Check out the recording to relive, or experience for the first time, the NEMO European Museum Conference 2023. In addition to inspiring keynotes and engaging panels on the mainstage, the full programme also included eight workshops to offer our participants opportunities of practical hands-on learning.
The conference opened with strong keynote by Kirsten Dunlop (EIT Climate-KIC). She cut to the chase and spoke frankly about the climate emergency and the need to push for systemic change now. Our world is doing worse than predicted and global warming will make most of the world inhabitable. Culture can help us create the change that is needed to save the world from the climate crisis. If we join forces to push collaborative action, we can unlearn damaging habits to relearn and gain new mindsets to be part of nature and create a better system.
"Part of the solution", moderated by Birgitte Kehler Holst (Danish Museums Association), opened with a presentation by Julie Decker (Anchorage Museum Alaska), who finds that museums’ most impactful role is to partner and co-create with communities to imagine possible futures. Heidi Rosenström explained how the Heureka Science Center uses emotions to communicate about complex issues and help their audience move from awareness to action. Ciprian Stefan (National Network of Romanian Museums and ASTRA Museum) explained how the Sustainable Development Goals (SDGs) can be integrated into cultural programmes to facilitate learnings from the past, adapt current solutions, and encourage efficient use of resources.
"Part of the problem", moderated by Karen Jagodin (Vabamu Museum of Occupations and Freedom), put a critical look at museum operations and identified measures to make museums futureproof. Stefan Simon (Rathgen Research Laboratory) criticized the overuse of climate control systems and the trend to build more and more when we should use less resources. He also asked what’s worse for art objects, climate activists or climate change? Łukasz Bratasz (Jerzy Haber Institute of Catalysis and Surface Chemistry and Polish Academy of Sciences) joined online to deliver a presentation about responsible use of energy. Teemu Kirjonen (Åbo Akademi University Foundation – Sibelius Museum, Ett Hem & Casa Haartman) contributed with input about organisational transformation and carbon-neutrality.

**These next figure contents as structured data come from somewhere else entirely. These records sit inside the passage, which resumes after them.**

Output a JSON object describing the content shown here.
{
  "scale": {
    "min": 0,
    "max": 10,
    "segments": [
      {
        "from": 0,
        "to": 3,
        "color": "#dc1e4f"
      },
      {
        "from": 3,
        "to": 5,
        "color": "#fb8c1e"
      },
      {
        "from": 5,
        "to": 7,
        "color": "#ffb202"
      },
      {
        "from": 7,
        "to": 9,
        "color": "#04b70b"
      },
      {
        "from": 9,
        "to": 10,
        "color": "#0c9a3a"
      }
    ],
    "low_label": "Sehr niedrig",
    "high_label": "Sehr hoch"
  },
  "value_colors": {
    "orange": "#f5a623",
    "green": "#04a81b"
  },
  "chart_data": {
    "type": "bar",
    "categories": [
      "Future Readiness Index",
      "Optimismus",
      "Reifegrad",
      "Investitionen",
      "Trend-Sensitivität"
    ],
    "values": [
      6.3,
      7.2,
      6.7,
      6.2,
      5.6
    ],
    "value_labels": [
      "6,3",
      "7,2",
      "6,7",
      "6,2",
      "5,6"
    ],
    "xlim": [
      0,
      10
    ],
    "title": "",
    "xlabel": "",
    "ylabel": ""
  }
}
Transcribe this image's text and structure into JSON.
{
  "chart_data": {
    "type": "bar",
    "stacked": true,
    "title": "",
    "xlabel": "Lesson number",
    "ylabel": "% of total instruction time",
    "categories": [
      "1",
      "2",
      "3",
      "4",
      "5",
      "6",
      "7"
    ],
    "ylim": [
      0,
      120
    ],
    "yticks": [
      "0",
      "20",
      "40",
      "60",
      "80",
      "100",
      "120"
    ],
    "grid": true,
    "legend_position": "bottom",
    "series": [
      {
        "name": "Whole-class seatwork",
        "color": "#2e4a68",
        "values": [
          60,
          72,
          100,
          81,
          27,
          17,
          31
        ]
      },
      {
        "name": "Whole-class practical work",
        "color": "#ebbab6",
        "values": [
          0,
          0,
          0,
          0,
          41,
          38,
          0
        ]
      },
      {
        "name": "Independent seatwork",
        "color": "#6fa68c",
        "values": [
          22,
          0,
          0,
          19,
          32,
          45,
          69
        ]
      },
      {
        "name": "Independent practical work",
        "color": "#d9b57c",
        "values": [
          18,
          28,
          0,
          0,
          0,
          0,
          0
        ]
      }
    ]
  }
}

“Taking action on climate” brought together three museum professionals and climate activists in a conversation about acting for the climate: Rebekka Eschauzier (Extinction Rebellion Belgium), Emek Yılmaz-Sancar (Museums for Future Türkiye), and Vera Carasso (Dutch Museums Association). What can museums learn from climate activists and how can climate activists start collaborating with museums rather than only using them as a stage for their calls for action? Eva Koppen (Association of European Jewish Museums) facilitated the conversation between the invited speakers and the conference participants.
In the interview Claudia Casali (Director of the International Museum of Ceramics) shared her museum’s first-hand experience with natural disasters after the floods in May 2023 in Italy. Global warming will increase natural disasters, such as floods, in the future and thus putting museums and their collections at risk. The International Museum of Ceramics was filled with water and several objects were severely damaged. The staff had to work quickly and make fast decisions while developing emergency plans on the spot.
The final conference recording is of the Museum Slam on Stories of Action, moderated by Rebecca Thonander (NEMO), that aimed to empower the audience to get started with climate action at their institutions or offer a motivational boost to carry on with an ongoing project. The conference participants got to meet six inspiring individuals, who shared six equally inspiring projects: Ana Salvador, (House of European History), Harry Cutmore (Natural History Museum London), Cato Ebeling Koning (National Maritime Museum in Amsterdam), Urška Repar (Museum of Recent History Celje), An Lavens (BELvue Museum) and Ilenia Valerio (Natural History Museum Oslo).